De New-York à Paris, les geeks – ces jeunes esprit épris de liberté et soumis comme personne aux géants capitalistes du microprocesseur -, ont passé des nuits blanches dans les files d’attente des Apple store pour toucher les premiers le fameux iPad.

Il faut dire que l’écran offre à ces païens d’un nouveau genre tout ce que le Veau d’or présageait déjà, Luxure en format MPEG, Vol en format MP3, Meurtre en format Xbox, faisant même disparaître ce que la civilisation passée a inventé de mieux pour transmettre, éduquer, cultiver, fédérer : le Livre.

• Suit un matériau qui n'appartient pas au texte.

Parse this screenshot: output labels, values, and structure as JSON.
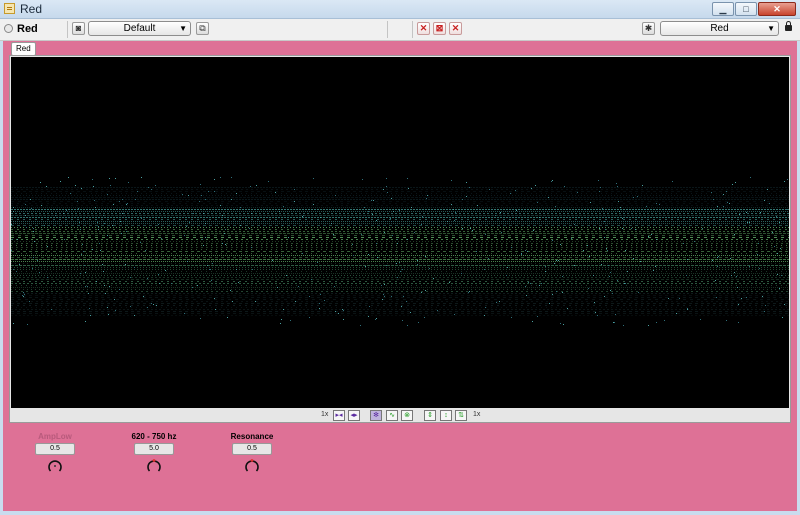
{
  "window": {
    "title": "Red"
  },
  "toolbar": {
    "plugin_name": "Red",
    "preset_select": "Default",
    "right_select": "Red"
  },
  "panel": {
    "tab_label": "Red",
    "zoom": {
      "left_label": "1x",
      "right_label": "1x"
    },
    "knobs": [
      {
        "title": "AmpLow",
        "value": "0.5"
      },
      {
        "title": "620 - 750 hz",
        "value": "5.0"
      },
      {
        "title": "Resonance",
        "value": "0.5"
      }
    ]
  },
  "colors": {
    "panel": "#de7196",
    "viz_bg": "#000000",
    "accent_green": "#1f9a1f",
    "accent_purple": "#5b2ca0"
  }
}
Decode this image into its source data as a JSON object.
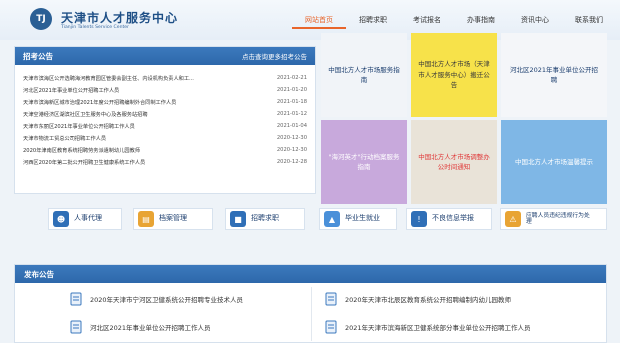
{
  "header": {
    "logo_text": "TJ",
    "title": "天津市人才服务中心",
    "subtitle": "Tianjin Talents Service Center"
  },
  "nav": [
    {
      "label": "网站首页",
      "active": true
    },
    {
      "label": "招聘求职",
      "active": false
    },
    {
      "label": "考试报名",
      "active": false
    },
    {
      "label": "办事指南",
      "active": false
    },
    {
      "label": "资讯中心",
      "active": false
    },
    {
      "label": "联系我们",
      "active": false
    }
  ],
  "notice": {
    "title": "招考公告",
    "more": "点击查询更多招考公告",
    "items": [
      {
        "text": "天津市滨海区公开选聘海河教育园区管委会副主任、内设机构负责人和工...",
        "date": "2021-02-21"
      },
      {
        "text": "河北区2021年事业单位公开招聘工作人员",
        "date": "2021-01-20"
      },
      {
        "text": "天津市滨海新区城市治理2021年度公开招聘编制外合同制工作人员",
        "date": "2021-01-18"
      },
      {
        "text": "天津空港经济区湖滨社区卫生服务中心及各服务站招聘",
        "date": "2021-01-12"
      },
      {
        "text": "天津市东丽区2021年事业单位公开招聘工作人员",
        "date": "2021-01-04"
      },
      {
        "text": "天津市物流工贸总公司招聘工作人员",
        "date": "2020-12-30"
      },
      {
        "text": "2020年津南区教育系统招聘劳务派遣制幼儿园教师",
        "date": "2020-12-30"
      },
      {
        "text": "河西区2020年第二批公开招聘卫生健康系统工作人员",
        "date": "2020-12-28"
      }
    ]
  },
  "tiles": {
    "t1": "中国北方人才市场服务指南",
    "t2": "中国北方人才市场（天津市人才服务中心）搬迁公告",
    "t3": "河北区2021年事业单位公开招聘",
    "t4": "\"海河英才\"行动档案服务指南",
    "t5": "中国北方人才市场调整办公时间通知",
    "t6": "中国北方人才市场温馨提示"
  },
  "quick_links": [
    {
      "label": "人事代理",
      "icon": "user-card-icon",
      "color": "#2f6fb7"
    },
    {
      "label": "档案管理",
      "icon": "folder-icon",
      "color": "#e8a434"
    },
    {
      "label": "招聘求职",
      "icon": "briefcase-icon",
      "color": "#2f6fb7"
    },
    {
      "label": "毕业生就业",
      "icon": "graduation-icon",
      "color": "#4a90d9"
    },
    {
      "label": "不良信息举报",
      "icon": "report-icon",
      "color": "#2f6fb7"
    },
    {
      "label": "应聘人员违纪违规行为处理",
      "icon": "warning-icon",
      "color": "#e8a434"
    }
  ],
  "publish": {
    "title": "发布公告",
    "items": [
      "2020年天津市宁河区卫健系统公开招聘专业技术人员",
      "2020年天津市北辰区教育系统公开招聘编制内幼儿园教师",
      "河北区2021年事业单位公开招聘工作人员",
      "2021年天津市滨海新区卫健系统部分事业单位公开招聘工作人员"
    ]
  }
}
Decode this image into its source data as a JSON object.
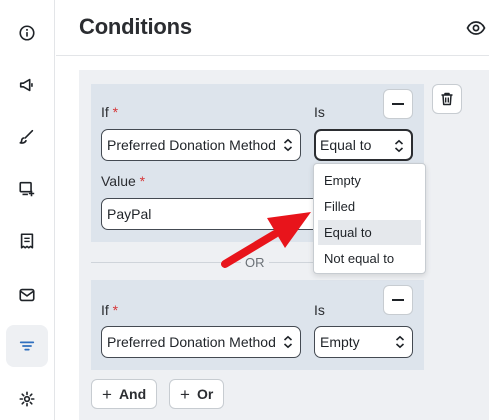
{
  "header": {
    "title": "Conditions"
  },
  "sidebar": {
    "items": [
      {
        "icon": "info-icon"
      },
      {
        "icon": "megaphone-icon"
      },
      {
        "icon": "brush-icon"
      },
      {
        "icon": "add-card-icon"
      },
      {
        "icon": "receipt-icon"
      },
      {
        "icon": "mail-icon"
      },
      {
        "icon": "filter-lines-icon",
        "active": true
      },
      {
        "icon": "gear-icon"
      }
    ]
  },
  "rules": [
    {
      "if_label": "If",
      "required_mark": "*",
      "is_label": "Is",
      "field_value": "Preferred Donation Method",
      "operator_value": "Equal to",
      "value_label": "Value",
      "value": "PayPal"
    },
    {
      "if_label": "If",
      "required_mark": "*",
      "is_label": "Is",
      "field_value": "Preferred Donation Method",
      "operator_value": "Empty"
    }
  ],
  "or_separator": "OR",
  "operator_dropdown": {
    "options": [
      "Empty",
      "Filled",
      "Equal to",
      "Not equal to"
    ],
    "selected": "Equal to"
  },
  "buttons": {
    "and_label": "And",
    "or_label": "Or",
    "plus": "+"
  },
  "colors": {
    "accent": "#2f6fbf",
    "arrow": "#e8141b",
    "required": "#d63638"
  }
}
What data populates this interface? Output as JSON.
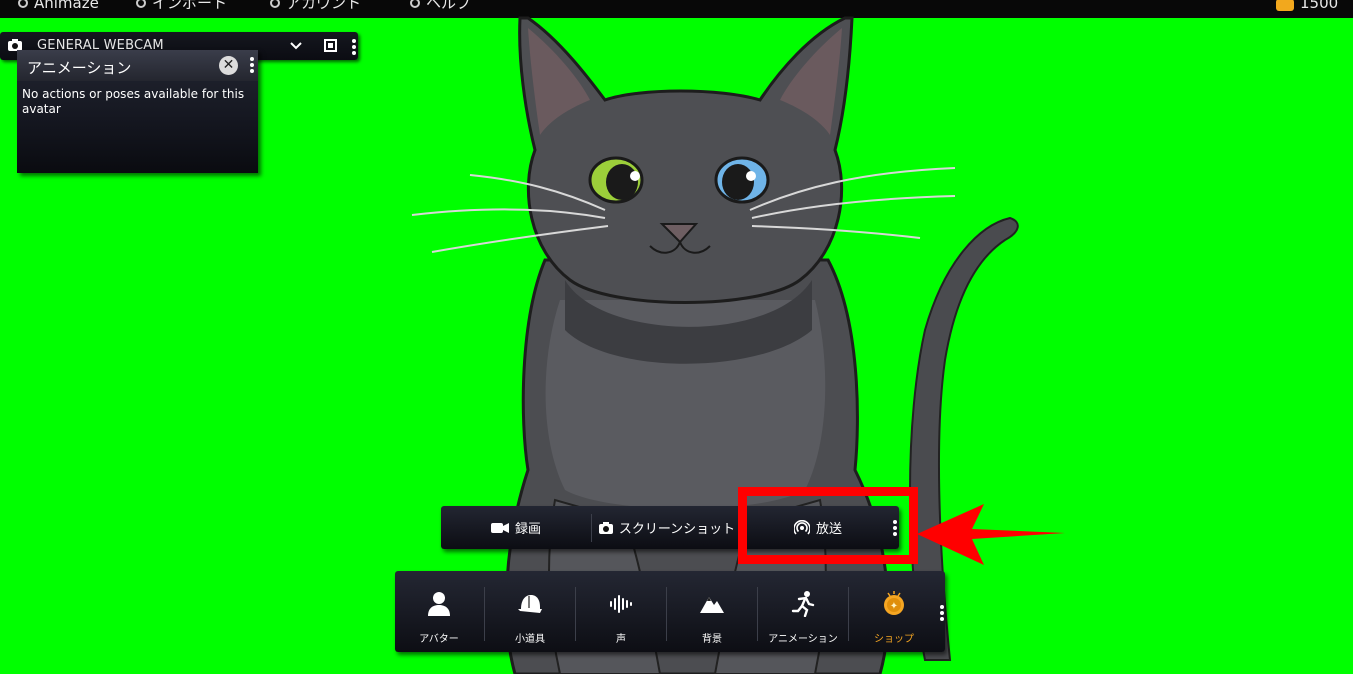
{
  "topbar": {
    "app_name": "Animaze",
    "menu_import": "インポート",
    "menu_account": "アカウント",
    "menu_help": "ヘルプ",
    "coins": "1500"
  },
  "webcam": {
    "device_name": "GENERAL WEBCAM"
  },
  "animation_panel": {
    "title": "アニメーション",
    "message": "No actions or poses available for this avatar"
  },
  "action_bar": {
    "record_label": "録画",
    "screenshot_label": "スクリーンショット",
    "broadcast_label": "放送"
  },
  "dock": {
    "items": [
      {
        "label": "アバター",
        "icon": "person-icon"
      },
      {
        "label": "小道具",
        "icon": "cap-icon"
      },
      {
        "label": "声",
        "icon": "soundwave-icon"
      },
      {
        "label": "背景",
        "icon": "mountains-icon"
      },
      {
        "label": "アニメーション",
        "icon": "running-icon"
      },
      {
        "label": "ショップ",
        "icon": "coin-icon"
      }
    ],
    "active_item": "ショップ"
  },
  "colors": {
    "background": "#00ff00",
    "highlight": "#ff0000",
    "shop_accent": "#f5a623"
  }
}
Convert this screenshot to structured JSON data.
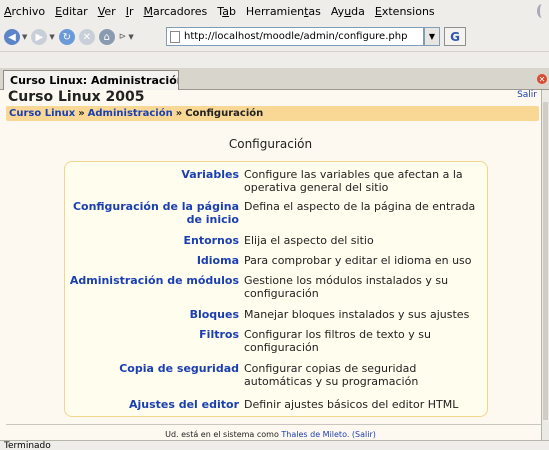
{
  "menubar": {
    "items": [
      {
        "label": "Archivo",
        "u": "A",
        "rest": "rchivo"
      },
      {
        "label": "Editar",
        "u": "E",
        "rest": "ditar"
      },
      {
        "label": "Ver",
        "u": "V",
        "rest": "er"
      },
      {
        "label": "Ir",
        "u": "I",
        "rest": "r"
      },
      {
        "label": "Marcadores",
        "u": "M",
        "rest": "arcadores"
      },
      {
        "label": "Tab",
        "pre": "T",
        "u": "a",
        "rest": "b"
      },
      {
        "label": "Herramientas",
        "pre": "Herramien",
        "u": "t",
        "rest": "as"
      },
      {
        "label": "Ayuda",
        "pre": "Ay",
        "u": "u",
        "rest": "da"
      },
      {
        "label": "Extensions",
        "u": "E",
        "rest": "xtensions"
      }
    ]
  },
  "navbar": {
    "url": "http://localhost/moodle/admin/configure.php"
  },
  "tab": {
    "title": "Curso Linux: Administración..."
  },
  "header": {
    "site_title": "Curso Linux 2005",
    "logout": "Salir"
  },
  "breadcrumb": {
    "items": [
      "Curso Linux",
      "Administración",
      "Configuración"
    ],
    "separator": "»"
  },
  "main": {
    "title": "Configuración",
    "rows": [
      {
        "label": "Variables",
        "desc": "Configure las variables que afectan a la operativa general del sitio"
      },
      {
        "label": "Configuración de la página de inicio",
        "desc": "Defina el aspecto de la página de entrada"
      },
      {
        "label": "Entornos",
        "desc": "Elija el aspecto del sitio"
      },
      {
        "label": "Idioma",
        "desc": "Para comprobar y editar el idioma en uso"
      },
      {
        "label": "Administración de módulos",
        "desc": "Gestione los módulos instalados y su configuración"
      },
      {
        "label": "Bloques",
        "desc": "Manejar bloques instalados y sus ajustes"
      },
      {
        "label": "Filtros",
        "desc": "Configurar los filtros de texto y su configuración"
      },
      {
        "label": "Copia de seguridad",
        "desc": "Configurar copias de seguridad automáticas y su programación"
      },
      {
        "label": "Ajustes del editor",
        "desc": "Definir ajustes básicos del editor HTML"
      }
    ]
  },
  "footer": {
    "prefix": "Ud. está en el sistema como",
    "user": "Thales de Mileto.",
    "logout": "(Salir)"
  },
  "status": {
    "text": "Terminado"
  },
  "colors": {
    "link": "#1a3fb0",
    "breadcrumb_bg": "#f9d896",
    "page_bg": "#fef9f0",
    "box_border": "#f2d68c"
  }
}
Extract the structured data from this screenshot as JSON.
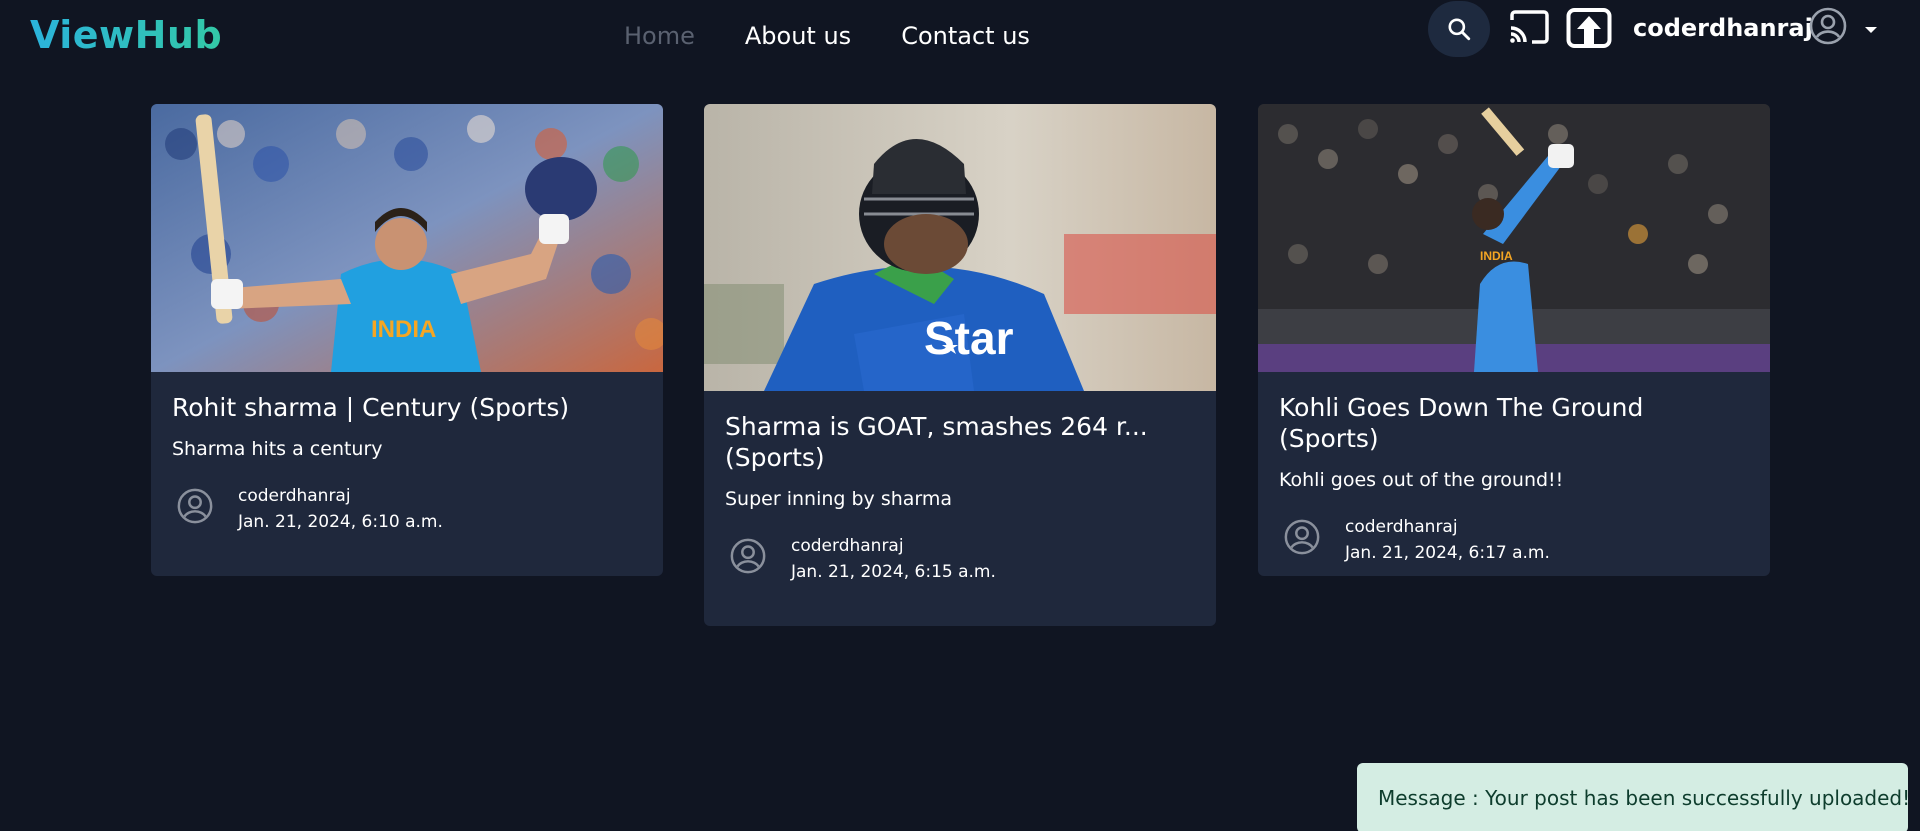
{
  "brand": {
    "name": "ViewHub"
  },
  "nav": {
    "links": [
      {
        "label": "Home"
      },
      {
        "label": "About us"
      },
      {
        "label": "Contact us"
      }
    ],
    "username": "coderdhanraj",
    "icons": [
      "search-icon",
      "cast-icon",
      "upload-icon",
      "user-avatar-icon",
      "caret-down-icon"
    ]
  },
  "posts": [
    {
      "title": "Rohit sharma | Century (Sports)",
      "description": "Sharma hits a century",
      "author": "coderdhanraj",
      "date": "Jan. 21, 2024, 6:10 a.m."
    },
    {
      "title": "Sharma is GOAT, smashes 264 r... (Sports)",
      "description": "Super inning by sharma",
      "author": "coderdhanraj",
      "date": "Jan. 21, 2024, 6:15 a.m."
    },
    {
      "title": "Kohli Goes Down The Ground (Sports)",
      "description": "Kohli goes out of the ground!!",
      "author": "coderdhanraj",
      "date": "Jan. 21, 2024, 6:17 a.m."
    }
  ],
  "toast": {
    "message": "Message : Your post has been successfully uploaded!"
  },
  "colors": {
    "background": "#101522",
    "card": "#1f283c",
    "brand_gradient_start": "#2bb3dc",
    "brand_gradient_end": "#33c9a6",
    "toast_bg": "#d4ede3"
  }
}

Et tandis que l’on s’émouvait devant le premier acheteur français de l’iPad – voyageur de l’extrême qui a triomphé de cette folle aventure rue de Rivoli en cette nuit de mai devant l’entrée d’un magasin spécialisé en informatique, épuisé mais soulagé d’y être arrivé -, on apprenait que l’usine chinoise qui fabrique les iPad avait compté plus de quatre suicides ce même mois et plus de six tentatives avortées.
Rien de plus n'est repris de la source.